This House Is Home 2
Everywhere there are scars. With a dear, elderly family member, one you've watched age, you know all too well what the folds of skin hide, the scars and liver spots and signs of roads travelled roughly and wih an eye for passers-by.
And so it is with this house: the old wavy glass bubbled and fractured in its agonizing, inexorable flow to ground; the signs of rot, new and old, around the corners of things; the imprints of towel racks and toilet lids smoothed but not obscured by coat upon coat of paint; pits in the walls and floors; gouges in doorjambs. Around the rims of rooms the floor is dotted with the little footprints, hasty and frenetic, of old carpet tacks. The edges of windows, too high to touch, darkened with the pocks left by a century of makeshift window treatments.
This afternoon, mounting a tricky bathroom mirror while awaiting a furniture delivery, I caught a glimpse of the back of my hand as I placed a screw and moved the drill into position. Its back, pale and bluely mottled, was brilliant in the bathroom light, and on its back -- which perhaps I do not know so well -- were perhaps a dozen small brown spots, not quite liver spots or moles, certainly not freckles just . . . spots, perhaps visible only to me (at least now, when no one else is looking that closely).
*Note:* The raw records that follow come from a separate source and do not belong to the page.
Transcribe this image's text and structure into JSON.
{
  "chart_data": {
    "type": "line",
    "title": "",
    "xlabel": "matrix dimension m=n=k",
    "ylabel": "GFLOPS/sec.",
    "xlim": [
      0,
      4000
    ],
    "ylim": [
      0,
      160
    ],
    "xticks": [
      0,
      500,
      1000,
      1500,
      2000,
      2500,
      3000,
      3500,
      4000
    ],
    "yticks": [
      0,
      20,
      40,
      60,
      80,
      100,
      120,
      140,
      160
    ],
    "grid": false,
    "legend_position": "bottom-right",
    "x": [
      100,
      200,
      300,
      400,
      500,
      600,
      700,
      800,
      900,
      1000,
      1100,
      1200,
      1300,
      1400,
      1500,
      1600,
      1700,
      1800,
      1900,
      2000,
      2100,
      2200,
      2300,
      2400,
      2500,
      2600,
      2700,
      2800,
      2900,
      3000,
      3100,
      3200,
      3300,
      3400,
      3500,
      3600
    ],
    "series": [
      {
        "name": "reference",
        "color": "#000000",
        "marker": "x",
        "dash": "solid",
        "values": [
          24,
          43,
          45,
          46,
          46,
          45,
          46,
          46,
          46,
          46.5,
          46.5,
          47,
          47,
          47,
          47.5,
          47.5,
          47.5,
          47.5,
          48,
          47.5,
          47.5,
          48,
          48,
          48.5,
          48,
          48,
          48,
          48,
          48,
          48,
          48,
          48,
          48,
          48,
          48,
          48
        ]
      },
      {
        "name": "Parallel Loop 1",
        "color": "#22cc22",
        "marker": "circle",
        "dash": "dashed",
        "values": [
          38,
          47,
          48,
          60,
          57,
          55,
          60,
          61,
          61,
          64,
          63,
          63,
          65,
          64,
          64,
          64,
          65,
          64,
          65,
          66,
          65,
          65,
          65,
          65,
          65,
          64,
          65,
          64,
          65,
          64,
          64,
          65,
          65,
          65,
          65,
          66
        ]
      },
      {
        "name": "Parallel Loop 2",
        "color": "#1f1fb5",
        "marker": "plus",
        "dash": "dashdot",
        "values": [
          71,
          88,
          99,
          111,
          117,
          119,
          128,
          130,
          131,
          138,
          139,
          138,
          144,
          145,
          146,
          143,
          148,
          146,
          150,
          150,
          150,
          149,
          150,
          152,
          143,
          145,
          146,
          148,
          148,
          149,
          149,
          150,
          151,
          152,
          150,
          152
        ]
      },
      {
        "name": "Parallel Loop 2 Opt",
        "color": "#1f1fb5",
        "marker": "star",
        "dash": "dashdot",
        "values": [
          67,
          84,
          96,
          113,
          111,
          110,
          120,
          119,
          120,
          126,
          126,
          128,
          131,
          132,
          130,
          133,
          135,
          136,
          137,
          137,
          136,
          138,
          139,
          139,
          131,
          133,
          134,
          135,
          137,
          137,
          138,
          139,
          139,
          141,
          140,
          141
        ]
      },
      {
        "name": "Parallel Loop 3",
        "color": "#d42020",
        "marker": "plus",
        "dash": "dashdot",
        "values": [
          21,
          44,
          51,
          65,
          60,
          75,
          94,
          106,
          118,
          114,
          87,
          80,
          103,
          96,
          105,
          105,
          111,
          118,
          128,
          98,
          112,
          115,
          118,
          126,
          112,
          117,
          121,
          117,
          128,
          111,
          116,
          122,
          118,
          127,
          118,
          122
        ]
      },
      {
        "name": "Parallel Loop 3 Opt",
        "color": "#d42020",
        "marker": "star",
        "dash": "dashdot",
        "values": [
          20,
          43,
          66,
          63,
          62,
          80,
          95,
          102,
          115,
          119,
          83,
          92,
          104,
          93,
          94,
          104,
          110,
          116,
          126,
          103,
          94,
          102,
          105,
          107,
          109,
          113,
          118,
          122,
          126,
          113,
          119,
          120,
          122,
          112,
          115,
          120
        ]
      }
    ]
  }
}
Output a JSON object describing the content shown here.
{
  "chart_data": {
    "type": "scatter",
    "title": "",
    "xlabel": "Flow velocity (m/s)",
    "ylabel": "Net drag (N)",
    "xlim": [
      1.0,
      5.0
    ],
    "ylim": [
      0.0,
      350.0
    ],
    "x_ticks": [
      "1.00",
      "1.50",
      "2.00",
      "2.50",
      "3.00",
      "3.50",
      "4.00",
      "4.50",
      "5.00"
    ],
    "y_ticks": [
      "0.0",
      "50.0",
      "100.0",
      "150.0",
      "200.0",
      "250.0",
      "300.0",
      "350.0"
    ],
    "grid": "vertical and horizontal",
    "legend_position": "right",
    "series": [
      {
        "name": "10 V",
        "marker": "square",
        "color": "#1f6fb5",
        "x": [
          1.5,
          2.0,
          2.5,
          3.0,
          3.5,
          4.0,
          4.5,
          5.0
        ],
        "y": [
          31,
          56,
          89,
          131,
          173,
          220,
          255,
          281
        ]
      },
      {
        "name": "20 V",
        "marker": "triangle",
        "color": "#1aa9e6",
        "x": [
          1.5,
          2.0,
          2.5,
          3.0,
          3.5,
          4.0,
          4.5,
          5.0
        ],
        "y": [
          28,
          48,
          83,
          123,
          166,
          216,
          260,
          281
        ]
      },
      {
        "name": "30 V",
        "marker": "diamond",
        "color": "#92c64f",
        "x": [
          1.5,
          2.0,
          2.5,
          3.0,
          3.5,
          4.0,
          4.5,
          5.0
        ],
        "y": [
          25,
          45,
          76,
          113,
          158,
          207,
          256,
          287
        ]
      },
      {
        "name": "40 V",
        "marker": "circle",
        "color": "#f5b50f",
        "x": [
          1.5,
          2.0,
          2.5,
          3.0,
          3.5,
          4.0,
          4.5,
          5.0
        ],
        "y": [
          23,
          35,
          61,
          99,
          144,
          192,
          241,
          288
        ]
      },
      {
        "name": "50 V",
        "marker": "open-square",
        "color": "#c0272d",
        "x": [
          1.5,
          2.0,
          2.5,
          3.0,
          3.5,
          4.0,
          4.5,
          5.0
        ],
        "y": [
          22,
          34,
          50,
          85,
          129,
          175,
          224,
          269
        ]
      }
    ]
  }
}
My father's hands wear a proliferation of like anomalies, perhaps harbingers of the melanoma that favors my paternal family. My hands. His hands. How many times have I seen him in just this posture? A hundred work sites, as many jobs or more, and those brown-spotted hands creating beauty from nothing even as they aged before my eyes.
In over twenty-four hours since I last wrote, my hands have installed one small thing, assembled something unthinkably large, a double-wide wardrobe so imperious that it would ruin almost any room -- but not this one. Three or so hours of two-man teamwork followed by another four hours of solo toil -- go to your room without supper! -- and there it stands, and there . . . and, yes, there.
It works. My hands work, as do my father's. And of course this house seems to work, too. Even if I find myself longing for bread crumbs to trail behind me when I move around. I'm like a prisoner acclimated to cell life, or a crate-trained dog: the ritual of three rooms arranged just so has a tenacity that won't be denied.